En termes de structure, la linéarité des débuts de jeu laisse place à une certaine liberté. La démarche peut déconcerter, mais elle a du sens et permet d’éviter la redondance. En outre, cela rend compte d’un monde habilement façonné. Le level design fait le boulot et donne à voir un vaste espace connecté. De manière organique. Nous avons presque l’impression de nous balader dans un monde ouvert digne de ce nom. Mais je ne vais pas m’étendre davantage, au risque de faire de la redite avec ma critique du jeu déjà existante.
Retenons simplement qu’en se référant aux dires du président d’Oddworld Inhabitants, l’histoire de la franchise n’est quasiment que succession de conflits avec les éditeurs, en particulier Electronic Arts sur La Fureur de l’Étranger.
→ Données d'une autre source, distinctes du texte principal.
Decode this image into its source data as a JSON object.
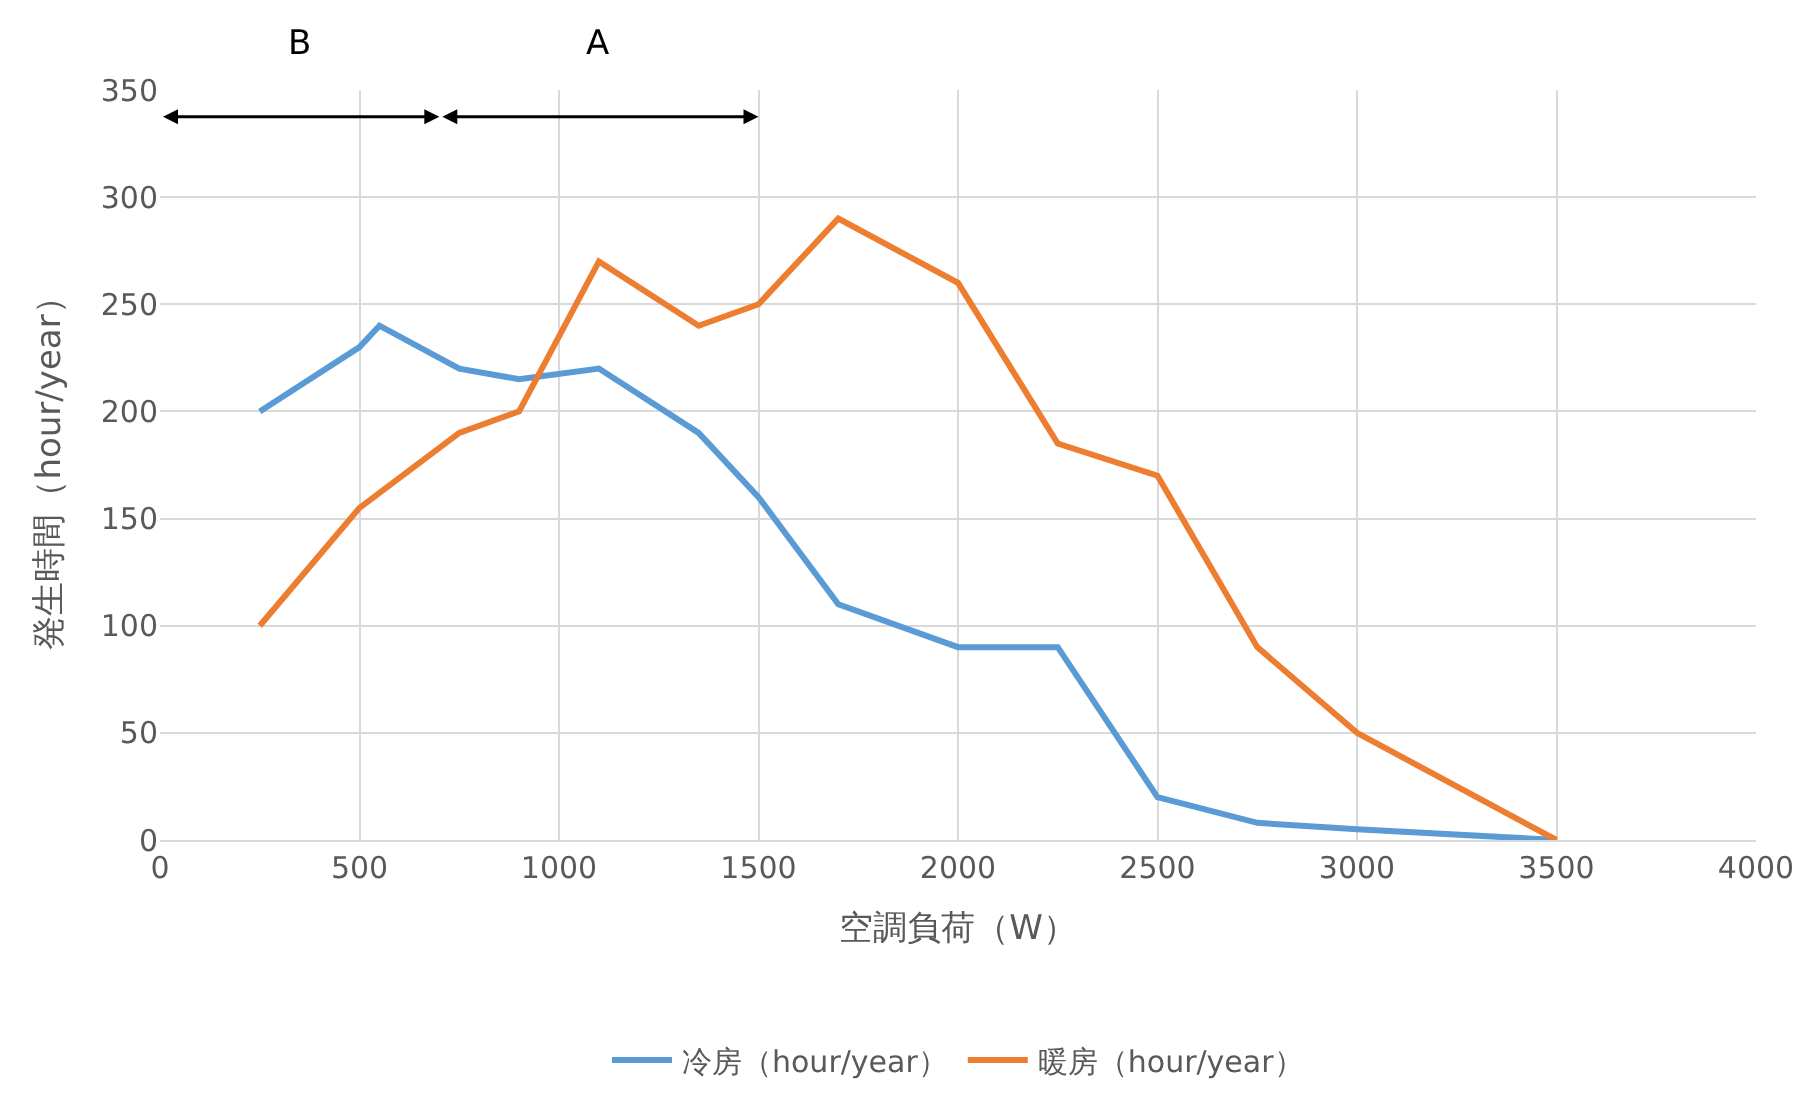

Selon les sources, l’éditeur américain ne voulait pas d’une exclusivité, mais d’une œuvre multiplateforme, en réponse à quoi le marketing fut volontairement négligé et le soutien financier amoindri. Salué par les critiques presses et par les joueurs et les joueuses, ce spin-off prend le risque d’abandonner Abe et les mudokons, autant que l’ambiance moins chaleureuse des usines, dirons-nous.
Et ce, au profit d’une expérience plus aérée, davantage portée sur la liberté d’action. Le personnage de L’Étranger évolue également dans un espace entièrement modélisé en 3D, faisant suite à la tentative ratée sur Oddworld : l’Odyssée de Munch, tout en s’opposant à la 2D qui colle à la peau de la franchise. Une véritable prise de risque des studios, ce qui rend l’échec commercial de l’opus assez frustrant. De surcroît, en sachant qu’aucune piste pour un nouvel épisode à la sauce conquête de l’Ouest ne semble prévue.
Pourquoi on aimerait un retour ?
Parce que le titre est encore rafraîchissant dans le paysage vidéoludique actuel, malgré son climat aride. Les jeux empruntant les codes du western ne sont pas suffisamment représentés non plus, à mon sens en tout cas. Même si, il est vrai, quelques tentatives virent le jour : Desperados III, Weird West, Red Dead bien sûr, et d’autres. Oddworld : La Fureur de l’Étranger n’a pas eu le succès mérité à son époque, ni même lors des diverses ressorties, alors même que le potentiel n’a pas été entièrement exploité.
Y rejouer, c’est passer un super moment, mais aussi enfanter le désir d’un nouvel opus dans ce même cadre, avec l’ambition d’aller plus loin dans le game design. Une franchise qui a besoin d’une indépendance créative pour s’épanouir. Les membres du studio aussi. Leurs meilleurs travaux ont été générés par l’envie et la passion commune des équipes. Difficile d’être au top lorsqu’un flingue est pointé sur votre tempe en même temps qu’une deadline absurde à honorer.
Oddworld Inhabitants est un studio talentueux qui aime par-dessus tout son univers, cela se ressent. Il ne manque qu’un soutien en adéquation avec leur vision, ce qui n’aurait pas obligatoirement à coûter le PIB d’un modeste pays. Le succès improbable que fut Oddworld : L’Odyssée d’Abe, en son temps, peut, à moindre échelle, se réitérer avec un nouvel épisode dans la lignée du très bon La Fureur de l’Étranger, que je ne cesserai de recommander.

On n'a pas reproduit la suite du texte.